To the advisor who told me I wasn’t smart enough,

Thank you. First and foremost, I want to thank you for being honest. However, you’re wrong. I was smart enough. Maybe not by your academic standards, but with heart, integrity, common sense and how I know myself, I was. See, I was never a school guy. I hate grades, and I hate tests because I don’t believe they tell the true story of how smart someone really is. I don’t have the mental capacity to stare into a book for six hours to study for a test, or even for two hours a night for a few days straight. When taking tests? Well, I refer to my test-taking abilities as a dumpster fire. Plain and simple.

I wanted to be a physical therapist for a very long time. I was in and out of physical therapy from the time I was seven years old all the way until I was a freshman in high school. I’ve spent so much time in my life in physical therapy that I probably could have done the job when I was in high school. I even job-shadowed a physical therapist in high school, and thought for sure that I was going to be a physical therapist for the rest of my life and be happy. But no, according to you, I wasn’t smart enough.

But what I am smart in — sports — is what I love.

You may have thought I wasn’t smart enough, but I have the hardest working mentality of almost everybody I know. It may not show in the classroom, and my grades may not shine, but that doesn’t mean I was not smart enough.

So again, I have to say you were completely wrong.

But when you told me I needed to look into other majors, it opened doors for me, and changed who I am today.

I discovered a secret ability of mine — writing. I was never a writer. Not in high school, and a few times in college I managed to do well on papers, because I was whole heartedly interested in what I was writing about.

When I stumbled across journalism, I wasn’t sure what to think. I wasn’t sure I was smart enough for anything, and I truly thought that just leaving college and working my way up through the construction field was the best thing for me to do.

Yes, because of what you told me, I contemplated saying goodbye to college, and settling. But I couldn’t, I wouldn’t let someone else’s OPINION stop me.

So I found journalism, and some six months later I found myself at the University of Michigan-Dearborn, where I was accepted, and where I would excel. A few months after that I found myself at Michigan Stadium in the press box, then at the Jim Harbaugh press conference, receiving my season press pass in the mail, being hired as managing editor and applying for journalism scholarships.

I boast a 3.9 GPA in journalism classes now. Am I still not smart? I wasn’t interested in the boring classes that your university forced me to take that had nothing to do with physical therapy, so my overall GPA was lower than what you wanted for a physical therapy major. But that never meant I was not smart.
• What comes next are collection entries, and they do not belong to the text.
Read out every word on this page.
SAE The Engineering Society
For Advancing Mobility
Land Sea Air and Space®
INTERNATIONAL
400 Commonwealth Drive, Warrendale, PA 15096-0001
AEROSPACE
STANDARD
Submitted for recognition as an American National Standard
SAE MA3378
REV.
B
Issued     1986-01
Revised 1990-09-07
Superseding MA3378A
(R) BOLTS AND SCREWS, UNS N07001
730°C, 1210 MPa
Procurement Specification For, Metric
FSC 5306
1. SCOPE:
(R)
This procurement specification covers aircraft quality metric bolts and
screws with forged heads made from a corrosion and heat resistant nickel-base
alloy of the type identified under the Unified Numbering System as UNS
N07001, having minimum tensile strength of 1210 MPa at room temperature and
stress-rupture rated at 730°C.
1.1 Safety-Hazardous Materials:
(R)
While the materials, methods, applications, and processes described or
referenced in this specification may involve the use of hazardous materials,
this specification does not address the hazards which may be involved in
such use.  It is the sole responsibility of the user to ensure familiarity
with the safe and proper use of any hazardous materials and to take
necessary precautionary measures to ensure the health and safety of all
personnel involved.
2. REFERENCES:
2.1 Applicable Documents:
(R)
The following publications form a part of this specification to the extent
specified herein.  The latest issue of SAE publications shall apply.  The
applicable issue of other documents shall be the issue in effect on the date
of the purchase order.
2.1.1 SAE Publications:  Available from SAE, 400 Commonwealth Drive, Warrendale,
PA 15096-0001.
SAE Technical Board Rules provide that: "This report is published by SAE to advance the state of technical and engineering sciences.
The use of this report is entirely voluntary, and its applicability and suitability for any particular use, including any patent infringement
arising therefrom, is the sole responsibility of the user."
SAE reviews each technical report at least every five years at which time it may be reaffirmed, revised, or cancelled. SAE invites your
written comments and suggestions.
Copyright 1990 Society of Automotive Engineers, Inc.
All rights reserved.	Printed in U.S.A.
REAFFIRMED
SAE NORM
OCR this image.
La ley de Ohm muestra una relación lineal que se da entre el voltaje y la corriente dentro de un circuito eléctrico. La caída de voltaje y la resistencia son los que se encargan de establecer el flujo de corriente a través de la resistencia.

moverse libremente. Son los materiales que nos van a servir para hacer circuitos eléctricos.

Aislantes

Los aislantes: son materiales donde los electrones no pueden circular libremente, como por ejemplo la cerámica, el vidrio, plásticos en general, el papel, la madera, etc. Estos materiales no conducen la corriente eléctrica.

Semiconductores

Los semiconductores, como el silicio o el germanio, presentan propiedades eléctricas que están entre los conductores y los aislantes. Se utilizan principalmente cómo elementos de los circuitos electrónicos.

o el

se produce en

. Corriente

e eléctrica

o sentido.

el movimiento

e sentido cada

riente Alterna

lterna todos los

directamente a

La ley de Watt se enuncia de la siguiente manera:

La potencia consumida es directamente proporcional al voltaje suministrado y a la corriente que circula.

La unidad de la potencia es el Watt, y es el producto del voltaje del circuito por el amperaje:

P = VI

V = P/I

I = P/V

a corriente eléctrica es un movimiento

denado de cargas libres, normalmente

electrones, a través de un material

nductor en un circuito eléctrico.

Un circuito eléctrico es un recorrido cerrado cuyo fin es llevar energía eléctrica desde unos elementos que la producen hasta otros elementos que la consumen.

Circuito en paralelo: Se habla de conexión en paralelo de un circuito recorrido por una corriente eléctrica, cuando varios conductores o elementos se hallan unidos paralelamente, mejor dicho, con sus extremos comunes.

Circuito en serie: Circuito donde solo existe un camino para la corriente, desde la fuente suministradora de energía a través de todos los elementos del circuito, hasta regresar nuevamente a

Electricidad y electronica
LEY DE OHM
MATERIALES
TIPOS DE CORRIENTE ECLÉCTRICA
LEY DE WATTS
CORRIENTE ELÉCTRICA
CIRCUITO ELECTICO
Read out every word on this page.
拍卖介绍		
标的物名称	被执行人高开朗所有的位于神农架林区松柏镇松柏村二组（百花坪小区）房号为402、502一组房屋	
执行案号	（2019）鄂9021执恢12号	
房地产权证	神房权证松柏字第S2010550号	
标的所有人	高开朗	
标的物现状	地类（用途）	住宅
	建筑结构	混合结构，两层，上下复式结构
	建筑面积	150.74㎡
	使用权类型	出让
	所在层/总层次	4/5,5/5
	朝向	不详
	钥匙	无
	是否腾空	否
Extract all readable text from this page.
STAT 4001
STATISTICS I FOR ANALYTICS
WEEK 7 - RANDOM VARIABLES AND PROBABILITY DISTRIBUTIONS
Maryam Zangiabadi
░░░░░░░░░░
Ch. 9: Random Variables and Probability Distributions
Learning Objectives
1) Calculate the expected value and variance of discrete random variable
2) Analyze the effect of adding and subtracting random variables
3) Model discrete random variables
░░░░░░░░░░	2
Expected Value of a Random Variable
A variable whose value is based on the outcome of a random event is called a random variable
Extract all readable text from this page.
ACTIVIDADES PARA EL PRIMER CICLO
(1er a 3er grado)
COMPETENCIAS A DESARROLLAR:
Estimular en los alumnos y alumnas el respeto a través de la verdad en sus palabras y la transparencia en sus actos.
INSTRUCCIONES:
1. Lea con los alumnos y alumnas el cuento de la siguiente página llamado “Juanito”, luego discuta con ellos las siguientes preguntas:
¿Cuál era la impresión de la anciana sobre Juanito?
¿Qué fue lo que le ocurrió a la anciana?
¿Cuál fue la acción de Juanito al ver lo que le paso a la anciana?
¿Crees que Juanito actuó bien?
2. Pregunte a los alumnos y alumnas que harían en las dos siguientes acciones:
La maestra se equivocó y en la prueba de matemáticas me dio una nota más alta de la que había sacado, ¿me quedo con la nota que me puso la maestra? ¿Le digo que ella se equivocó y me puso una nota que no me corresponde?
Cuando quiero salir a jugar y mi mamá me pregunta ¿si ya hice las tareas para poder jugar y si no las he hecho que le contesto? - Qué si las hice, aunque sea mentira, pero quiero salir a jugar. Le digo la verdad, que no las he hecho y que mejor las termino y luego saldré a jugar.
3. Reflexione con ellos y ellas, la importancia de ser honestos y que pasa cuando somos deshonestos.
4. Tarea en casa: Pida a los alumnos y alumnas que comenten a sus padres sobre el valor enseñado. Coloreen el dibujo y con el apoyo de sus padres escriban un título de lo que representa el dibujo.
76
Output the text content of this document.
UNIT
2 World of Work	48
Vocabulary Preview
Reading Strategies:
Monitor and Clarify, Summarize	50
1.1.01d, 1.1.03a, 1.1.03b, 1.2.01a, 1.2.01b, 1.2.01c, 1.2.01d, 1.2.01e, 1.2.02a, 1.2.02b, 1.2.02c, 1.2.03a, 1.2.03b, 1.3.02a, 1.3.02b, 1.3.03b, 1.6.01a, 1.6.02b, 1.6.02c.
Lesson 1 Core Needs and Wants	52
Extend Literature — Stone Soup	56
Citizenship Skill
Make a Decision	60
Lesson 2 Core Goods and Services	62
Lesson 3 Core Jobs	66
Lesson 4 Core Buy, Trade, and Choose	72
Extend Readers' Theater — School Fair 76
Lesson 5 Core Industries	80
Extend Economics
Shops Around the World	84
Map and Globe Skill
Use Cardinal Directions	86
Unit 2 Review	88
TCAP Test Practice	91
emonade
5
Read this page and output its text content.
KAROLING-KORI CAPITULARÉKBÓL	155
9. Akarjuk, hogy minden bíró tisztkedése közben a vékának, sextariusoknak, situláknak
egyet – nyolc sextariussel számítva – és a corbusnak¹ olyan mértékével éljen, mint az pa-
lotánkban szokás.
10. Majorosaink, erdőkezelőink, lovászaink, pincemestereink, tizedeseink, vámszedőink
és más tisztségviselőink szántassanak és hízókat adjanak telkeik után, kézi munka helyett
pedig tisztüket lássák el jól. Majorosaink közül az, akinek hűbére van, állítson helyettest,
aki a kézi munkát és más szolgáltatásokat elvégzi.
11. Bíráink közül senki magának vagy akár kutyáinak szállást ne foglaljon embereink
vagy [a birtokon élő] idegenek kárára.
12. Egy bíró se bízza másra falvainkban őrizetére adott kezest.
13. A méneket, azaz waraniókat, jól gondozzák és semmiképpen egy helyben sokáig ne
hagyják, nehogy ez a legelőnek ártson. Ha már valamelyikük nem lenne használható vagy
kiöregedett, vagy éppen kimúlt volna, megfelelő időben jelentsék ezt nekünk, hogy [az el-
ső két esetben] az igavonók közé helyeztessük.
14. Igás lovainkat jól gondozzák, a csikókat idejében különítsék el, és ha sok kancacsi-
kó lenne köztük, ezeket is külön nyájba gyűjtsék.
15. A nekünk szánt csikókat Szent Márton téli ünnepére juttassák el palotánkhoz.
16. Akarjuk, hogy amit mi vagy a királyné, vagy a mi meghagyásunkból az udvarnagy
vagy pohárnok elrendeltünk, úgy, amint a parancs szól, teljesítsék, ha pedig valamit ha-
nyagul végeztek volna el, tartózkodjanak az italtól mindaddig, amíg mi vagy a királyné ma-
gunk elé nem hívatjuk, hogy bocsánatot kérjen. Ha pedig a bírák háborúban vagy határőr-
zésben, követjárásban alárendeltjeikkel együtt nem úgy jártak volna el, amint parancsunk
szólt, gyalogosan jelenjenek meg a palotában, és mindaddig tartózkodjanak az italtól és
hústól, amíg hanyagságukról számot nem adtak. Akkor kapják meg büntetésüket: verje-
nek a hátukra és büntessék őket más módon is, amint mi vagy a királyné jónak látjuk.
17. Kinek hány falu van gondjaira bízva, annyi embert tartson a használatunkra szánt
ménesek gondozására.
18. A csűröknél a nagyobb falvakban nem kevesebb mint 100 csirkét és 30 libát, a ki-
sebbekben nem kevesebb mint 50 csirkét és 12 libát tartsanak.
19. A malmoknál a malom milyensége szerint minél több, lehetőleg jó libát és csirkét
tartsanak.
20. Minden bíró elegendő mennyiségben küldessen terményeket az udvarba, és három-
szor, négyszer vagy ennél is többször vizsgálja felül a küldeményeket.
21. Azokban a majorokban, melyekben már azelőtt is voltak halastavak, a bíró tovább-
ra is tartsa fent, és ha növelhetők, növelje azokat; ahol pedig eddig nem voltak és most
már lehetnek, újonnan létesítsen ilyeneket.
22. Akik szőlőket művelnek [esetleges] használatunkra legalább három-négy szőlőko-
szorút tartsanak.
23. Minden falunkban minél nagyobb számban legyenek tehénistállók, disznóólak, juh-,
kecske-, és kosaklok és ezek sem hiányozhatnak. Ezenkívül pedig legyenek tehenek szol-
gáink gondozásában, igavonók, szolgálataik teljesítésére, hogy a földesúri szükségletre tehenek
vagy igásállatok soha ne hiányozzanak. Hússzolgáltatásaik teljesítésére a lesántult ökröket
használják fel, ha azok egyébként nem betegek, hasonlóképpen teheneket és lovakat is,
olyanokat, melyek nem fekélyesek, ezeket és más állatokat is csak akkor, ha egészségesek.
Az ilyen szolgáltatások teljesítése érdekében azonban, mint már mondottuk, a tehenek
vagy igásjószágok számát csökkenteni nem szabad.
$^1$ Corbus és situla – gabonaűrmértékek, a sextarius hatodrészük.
I let the fact that you told me I wasn’t smart enough bother me for a long time, and I would be lying if I told you I didn’t feel any resentment toward you to this day. But I have begun to come to peace with it because I am in a better place, and a better situation now. I am doing what I love, and I continue to work as hard as I can to further myself. I am surrounded by others aspiring for the same thing who support me just as I support them. I am surrounded by professors who help me rather than break me down, and I have advisors here, especially for our newspaper, who will help me with any journalism situation I have, and will never tell me I am not smart enough, good enough or experienced enough to do a story.

It hit me while I was in Chicago covering the UM-Dearborn hockey team play in the national tournament. I was smart enough, I had worked hard enough and that I would not be here if it weren’t for you.

I can, at this time, thank you. The odds of this ever getting around Wayne State University, and eventually finding your desk or your computer screen are low, and the chances of you remembering me are even lower, but thank you.

Thank you for your sincere honesty, even if it still has not settled well with me. I would not be where I am today without you. You’ve truly done more for me than you could even imagine. I carry that moment with me, those words “you’re not smart enough,” and “you need to start looking into other majors,” around with me every day as a motivator. I am out to prove that I was smart enough, and I am smart enough to do whatever I want to do.

So again, thank you for everything you’ve done to get me where I am today.